Calling people to repentance is the reason Jesus came (Luke 5:32) and the message he commissions his followers to preach (Luke 24:47). It’s the only way anyone can avoid God’s judgment (Luke 13:3). Given the supremely serious consequences of not repenting, it’s important to understand what repentance is.
Jesus said some surprising things during his ministry. One of the most surprising is in the Gospel of Luke, just after he receives a report of the massacre of some Galileans. Some concluded that the Galileans suffered because they were particularly sinful people (Luke 13:2). If the Galileans had been more holy (their thinking goes), they could have avoided a grisly end.
Jesus disagrees. He responds, “Unless you repent, you will all likewise perish” (Luke 13:3). He says the problem is that everyone is sinful before God and therefore headed toward God’s eternal judgment (that’s the meaning of “perish” in this context, see Luke 9:24–25). And according to Jesus, the solution to this massive problem of divine judgment isn’t to improve one’s behavior, but to “repent.”
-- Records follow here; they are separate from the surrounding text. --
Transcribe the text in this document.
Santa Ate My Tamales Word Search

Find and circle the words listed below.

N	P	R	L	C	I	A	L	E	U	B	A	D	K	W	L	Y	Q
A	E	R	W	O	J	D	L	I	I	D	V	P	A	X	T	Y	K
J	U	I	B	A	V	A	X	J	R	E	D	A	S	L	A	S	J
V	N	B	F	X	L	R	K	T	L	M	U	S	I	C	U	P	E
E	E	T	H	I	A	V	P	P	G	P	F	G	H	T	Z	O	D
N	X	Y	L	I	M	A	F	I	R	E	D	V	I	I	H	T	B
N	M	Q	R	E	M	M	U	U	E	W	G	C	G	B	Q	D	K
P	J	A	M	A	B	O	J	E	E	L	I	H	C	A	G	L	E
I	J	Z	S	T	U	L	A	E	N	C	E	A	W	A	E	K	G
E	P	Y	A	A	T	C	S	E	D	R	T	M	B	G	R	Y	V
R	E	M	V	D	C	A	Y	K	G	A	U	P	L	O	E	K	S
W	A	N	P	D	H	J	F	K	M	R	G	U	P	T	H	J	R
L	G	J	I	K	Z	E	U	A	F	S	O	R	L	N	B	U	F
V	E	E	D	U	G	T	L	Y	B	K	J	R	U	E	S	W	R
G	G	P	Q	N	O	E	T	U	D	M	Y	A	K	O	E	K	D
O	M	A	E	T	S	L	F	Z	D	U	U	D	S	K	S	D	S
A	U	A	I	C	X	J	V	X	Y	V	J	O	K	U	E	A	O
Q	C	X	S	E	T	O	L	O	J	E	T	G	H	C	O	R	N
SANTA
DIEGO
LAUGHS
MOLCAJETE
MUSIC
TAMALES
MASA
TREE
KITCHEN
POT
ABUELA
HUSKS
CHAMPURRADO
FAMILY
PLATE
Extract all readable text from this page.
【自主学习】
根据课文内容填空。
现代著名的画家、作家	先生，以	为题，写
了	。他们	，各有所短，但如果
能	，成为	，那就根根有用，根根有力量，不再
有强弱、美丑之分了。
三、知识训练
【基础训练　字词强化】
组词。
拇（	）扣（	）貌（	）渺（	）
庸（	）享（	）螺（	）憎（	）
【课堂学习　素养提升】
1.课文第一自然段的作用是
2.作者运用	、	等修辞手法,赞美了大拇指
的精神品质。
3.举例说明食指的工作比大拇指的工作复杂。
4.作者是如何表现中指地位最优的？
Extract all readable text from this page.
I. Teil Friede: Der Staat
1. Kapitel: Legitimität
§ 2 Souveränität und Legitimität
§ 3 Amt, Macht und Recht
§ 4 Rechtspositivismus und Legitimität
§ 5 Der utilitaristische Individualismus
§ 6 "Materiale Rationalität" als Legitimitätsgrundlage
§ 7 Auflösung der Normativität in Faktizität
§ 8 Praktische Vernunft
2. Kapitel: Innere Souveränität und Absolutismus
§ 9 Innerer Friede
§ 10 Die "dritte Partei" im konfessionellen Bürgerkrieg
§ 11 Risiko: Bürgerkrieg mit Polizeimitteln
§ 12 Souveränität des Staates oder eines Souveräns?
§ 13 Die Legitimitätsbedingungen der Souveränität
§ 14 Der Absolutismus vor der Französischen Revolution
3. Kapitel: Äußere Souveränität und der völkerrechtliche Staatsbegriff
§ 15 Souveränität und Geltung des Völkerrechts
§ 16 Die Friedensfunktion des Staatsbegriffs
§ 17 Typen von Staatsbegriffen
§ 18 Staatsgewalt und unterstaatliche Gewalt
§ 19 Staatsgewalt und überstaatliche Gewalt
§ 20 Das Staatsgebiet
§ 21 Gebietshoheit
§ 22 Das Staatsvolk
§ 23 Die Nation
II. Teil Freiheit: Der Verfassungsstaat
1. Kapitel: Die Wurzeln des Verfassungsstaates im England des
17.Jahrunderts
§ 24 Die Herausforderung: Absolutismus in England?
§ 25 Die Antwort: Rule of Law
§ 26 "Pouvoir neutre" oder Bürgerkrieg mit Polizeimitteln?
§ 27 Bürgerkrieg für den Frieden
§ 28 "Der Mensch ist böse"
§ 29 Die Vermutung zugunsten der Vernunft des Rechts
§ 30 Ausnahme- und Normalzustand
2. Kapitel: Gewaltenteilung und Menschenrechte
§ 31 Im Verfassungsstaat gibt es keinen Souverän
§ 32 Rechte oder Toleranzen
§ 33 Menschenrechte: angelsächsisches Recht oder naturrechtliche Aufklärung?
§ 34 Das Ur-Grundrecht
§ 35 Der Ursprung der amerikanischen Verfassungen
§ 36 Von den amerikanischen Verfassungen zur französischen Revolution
Calling people to repentance is the reason Jesus came (Luke 5:32) and the message he commissions his followers to preach (Luke 24:47). It’s the only way anyone can avoid God’s judgment (Luke 13:3). Given the supremely serious consequences of not repenting, it’s important to understand what repentance is.
Heart of Repentance
To get to the heart of repentance, we need to dig deeper than sorrow for sin, apologies to God and other people, and changes in outward behavior. Repentance certainly leads to these — in fact, that’s the point of Jesus’s parable in Luke 13:6–9, which comes immediately after the teaching on repentance. The point of the parable is that true repentance necessarily results in changed attitudes and behavior. Earlier in Luke’s Gospel, John the Baptist calls for people to “bear fruits in keeping with repentance” (Luke 3:8). Similarly, this means that acts of obedience (“fruits”) flow from (and are therefore not the same thing as) repentance.
So, what is the heart of repentance? Repentance is a change of perception and direction. As John Piper notes, the Greek word for “repent” refers to “a change of the mind’s perceptions and dispositions and purposes. . . . Repenting means experiencing a change of mind that now sees God as true and beautiful and worthy of all our praise and all our obedience.”